Захар, перенявший от деда Василия искусство нагонять дроф, разведал, что в степи, в урочище Свечкином, появился большой табун этих замечательных птиц. Охотники вскладчину за два рубля в день наняли у односельчанина лошаденку и ранним утром в воскресенье направились в степь.

— Вон они где ходят, видите, — показал Захар огромный табун дроф, спокойно пасущихся на озими.

— Ого-го... Теперь мы их набьем... — довольно потирая руки, воскликнул Грицько.

— Не спеши... Скажешь гоп, как выскочишь, — рассердился суеверный Захар. — Сейчас я вас рассажу по засадам, а потом уже сам примусь за дело.

Грицька Захар устроил в воронке старого завалившегося колодца, густо заросшего бурьяном. Он вручил ему свою шомполку.

— Смотри, не горячись, хорошенько прицеливайся. А заряд добрый, быка свалит.

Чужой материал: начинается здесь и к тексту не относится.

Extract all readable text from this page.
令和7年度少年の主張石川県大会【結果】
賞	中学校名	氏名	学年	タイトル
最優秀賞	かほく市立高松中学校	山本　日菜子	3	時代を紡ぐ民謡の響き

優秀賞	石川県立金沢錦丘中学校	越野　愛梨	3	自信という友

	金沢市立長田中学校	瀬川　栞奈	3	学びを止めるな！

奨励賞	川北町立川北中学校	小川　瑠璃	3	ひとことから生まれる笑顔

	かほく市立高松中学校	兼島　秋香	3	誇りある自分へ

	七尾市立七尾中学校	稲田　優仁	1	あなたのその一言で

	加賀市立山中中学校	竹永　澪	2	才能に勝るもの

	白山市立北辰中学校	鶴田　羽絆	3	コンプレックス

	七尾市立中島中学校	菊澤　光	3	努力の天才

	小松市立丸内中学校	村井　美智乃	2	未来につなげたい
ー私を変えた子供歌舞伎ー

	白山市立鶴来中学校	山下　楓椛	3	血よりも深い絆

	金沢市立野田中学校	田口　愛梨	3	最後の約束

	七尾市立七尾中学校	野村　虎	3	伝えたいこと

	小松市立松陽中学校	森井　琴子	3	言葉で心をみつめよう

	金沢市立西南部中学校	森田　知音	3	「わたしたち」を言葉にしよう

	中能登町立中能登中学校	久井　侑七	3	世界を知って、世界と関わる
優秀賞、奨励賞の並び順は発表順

Третий охотник, приятель Медуна Петро устроился в заросшей травой борозде. Отъехав от дроф на добрый километр, так что птицы оказались между ним и залегшими в засаду охотниками, Захар распряг лошаденку, взял ее за повод и начал зигзагами постепенно приближаться к дрофам — точь-в-точь так, как он недавно бороновал посеянную рожь. Медун напевал украинскую песню:

Роспрягайте, хлопци, конив

Та лягайте спочивать.

Медун постепенно теснил дроф к засидкам охотников. Ласковое сентябрьское солнышко щедро пригревало, а в жару разжиревшие дрофы очень неохотно подымаются на крыло. Эти огромные птицы предпочитают в спокойной обстановке передвигаться пешком. Правда, в семье не без урода: в большой стае дроф обязательно попадутся на беду охотникам какие-то сверхосторожные птицы, чаще всего из старых петухов. Даже при виде вполне мирных и безопасных по внешности Захара с его лошаденкой такие петухи перестают щипать траву, начинают распускать веером пышные хвосты, вертят головами, осматриваясь по сторонам, словом, ведут себя очень беспокойно. Их нервозность передается другим птицам и, не будь Захар таким опытным загонщиком, он, несомненно, с первых же минут вспугнул бы дроф. Но недаром Медун, как говорится, зубы проел на дрофиных охотах. Обнаружив в табуне такую беспокойную птицу, «вертиголова», как называл он их, старый охотник становился сугубо осторожным. Он умело маневрировал, от наступления ему порой приходилось переходить к отступлению. Описывая зигзаги, Захар начинал постепенно удаляться от дроф и, скрывая кипящую в сердце злость, весело что-нибудь напевать. Много песен приходилось перепеть Медуну в иной день. Бывало, исчерпав свой репертуар, он вынужден был повторяться. Однако мало было случаев, чтобы охотник не перехитрил подозрительных птиц. Так и на этот раз: в стае оказался какой-то одержимый манией преследования старый дрофич. Стоило Захару приблизиться к табуну на полкилометра, как он забеспокоился, то и дело подымал свою белесую, усатую голову, расправлял крылья. Окружающие петуха дрофы переставали щипать озимь, настораживались, казалось вот-вот они взлетят.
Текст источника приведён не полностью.